More completed a busy year by playing a hotel owner who hopes to seduce the Queen during a Coronation regatta in Two Stars For Comfort and by narrating David Rolfe's BAFTA-winning documentary about the Turin Shroud, The Silent Witness (both 1977). He also published a second volume of autobiography, More or Less, and essayed Susan Penhaligon's protective father in Gerry O'Hara's Leopard in the Snow (1978), a Mills & Boon romance penned under a pseudonym by the prolific Mildred Grieveson, who has written over 160 romantic novels.
Although one wouldn't associate the name of Kenneth More with a cult hit, his performance as soap opera writer Peter Ingram has somewhat flown under the radar in the excellent three-part BBC series, An Englishman’s Castle (1978), in which a resistance force is formed to oppose the regime imposed upon a conquered Britain by the victorious Nazis. He seemed less engaged while seated at the Round Table, with John Le Mesurier's Sir Gawain, in Russ Mayberry's Unidentified Flying Oddball (aka The Spaceman and King Arthur, 1979), a Disneyfication of Mark Twain's A Connecticut Yankee At King Arthur's Court, which had been filmed by Tay Garnett with Bing Crosby in 1949.
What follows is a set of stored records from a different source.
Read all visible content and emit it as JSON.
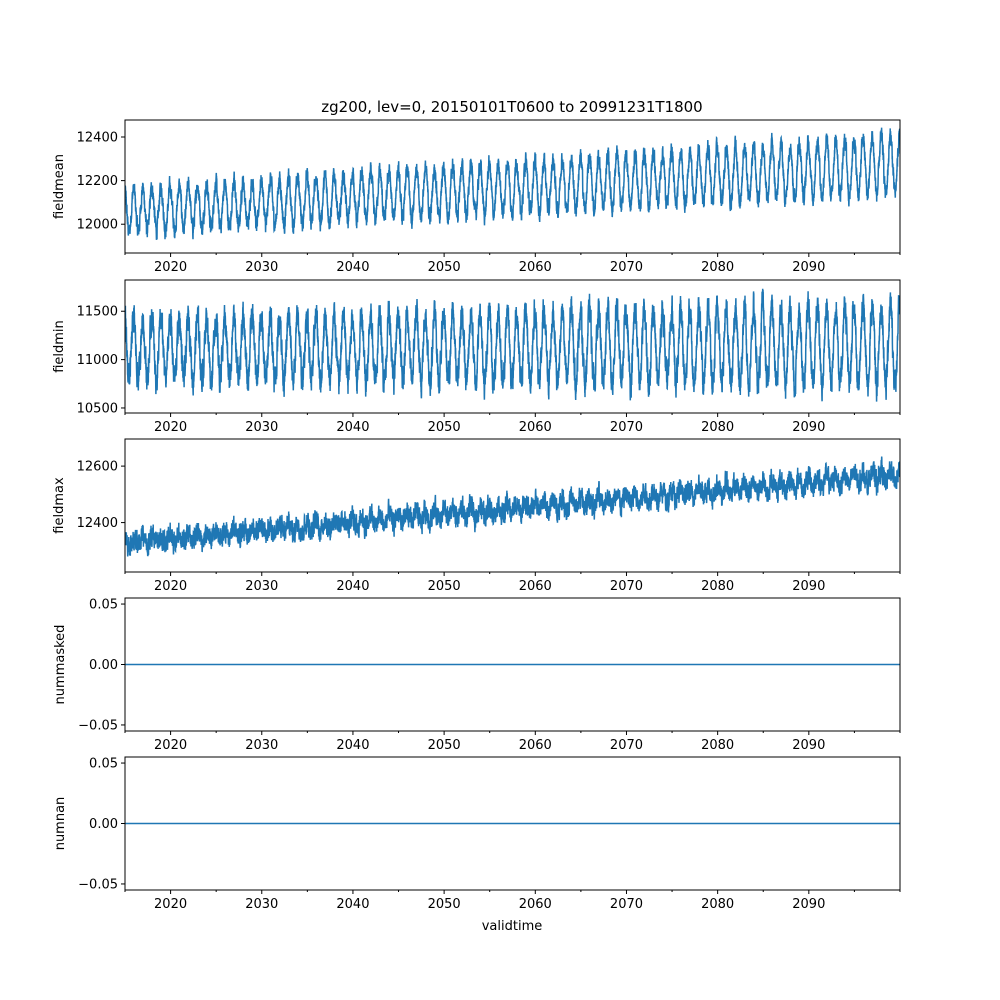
{
  "chart_data": {
    "type": "line",
    "title": "zg200, lev=0, 20150101T0600 to 20991231T1800",
    "xlabel": "validtime",
    "xlim": [
      2015,
      2100
    ],
    "xticks": [
      2020,
      2030,
      2040,
      2050,
      2060,
      2070,
      2080,
      2090
    ],
    "xtick_labels": [
      "2020",
      "2030",
      "2040",
      "2050",
      "2060",
      "2070",
      "2080",
      "2090"
    ],
    "minor_xticks": [
      2015,
      2025,
      2035,
      2045,
      2055,
      2065,
      2075,
      2085,
      2095,
      2100
    ],
    "color": "#1f77b4",
    "panels": [
      {
        "ylabel": "fieldmean",
        "ylim": [
          11868,
          12478
        ],
        "yticks": [
          12000,
          12200,
          12400
        ],
        "ytick_labels": [
          "12000",
          "12200",
          "12400"
        ],
        "series_description": "6-hourly series with annual cycle",
        "trend_start": 12060,
        "trend_end": 12275,
        "seasonal_amplitude": 115,
        "noise": 30
      },
      {
        "ylabel": "fieldmin",
        "ylim": [
          10448,
          11823
        ],
        "yticks": [
          10500,
          11000,
          11500
        ],
        "ytick_labels": [
          "10500",
          "11000",
          "11500"
        ],
        "trend_start": 11110,
        "trend_end": 11150,
        "seasonal_amplitude": 360,
        "noise": 110
      },
      {
        "ylabel": "fieldmax",
        "ylim": [
          12225,
          12696
        ],
        "yticks": [
          12400,
          12600
        ],
        "ytick_labels": [
          "12400",
          "12600"
        ],
        "trend_start": 12330,
        "trend_end": 12570,
        "seasonal_amplitude": 18,
        "noise": 28
      },
      {
        "ylabel": "nummasked",
        "ylim": [
          -0.055,
          0.055
        ],
        "yticks": [
          -0.05,
          0.0,
          0.05
        ],
        "ytick_labels": [
          "−0.05",
          "0.00",
          "0.05"
        ],
        "trend_start": 0,
        "trend_end": 0,
        "seasonal_amplitude": 0,
        "noise": 0
      },
      {
        "ylabel": "numnan",
        "ylim": [
          -0.055,
          0.055
        ],
        "yticks": [
          -0.05,
          0.0,
          0.05
        ],
        "ytick_labels": [
          "−0.05",
          "0.00",
          "0.05"
        ],
        "trend_start": 0,
        "trend_end": 0,
        "seasonal_amplitude": 0,
        "noise": 0
      }
    ]
  }
}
Following the teleplay, The Pump, More made his final appearance as Dr Jarvis Lorry in Jim Goddard's tele-adaptation of A Tale of Two Cities (both 1980), the role that had been taken by Cecil Parker in Ralph Thomas's 1958 version, with Dirk Bogarde as Sydney Carton. As his health declined following a diagnosis of a rare form of Parkinson's Disease, More was forced into retirement. Nursed by Angela Douglas, he died on 12 July 1982 at the age of 67.
A unique talent whose work reflected his own dignity, geniality and courage, More remains instantly recognisable the second he appears on screen and he is certain to continue bringing pleasure to millions for decades to come.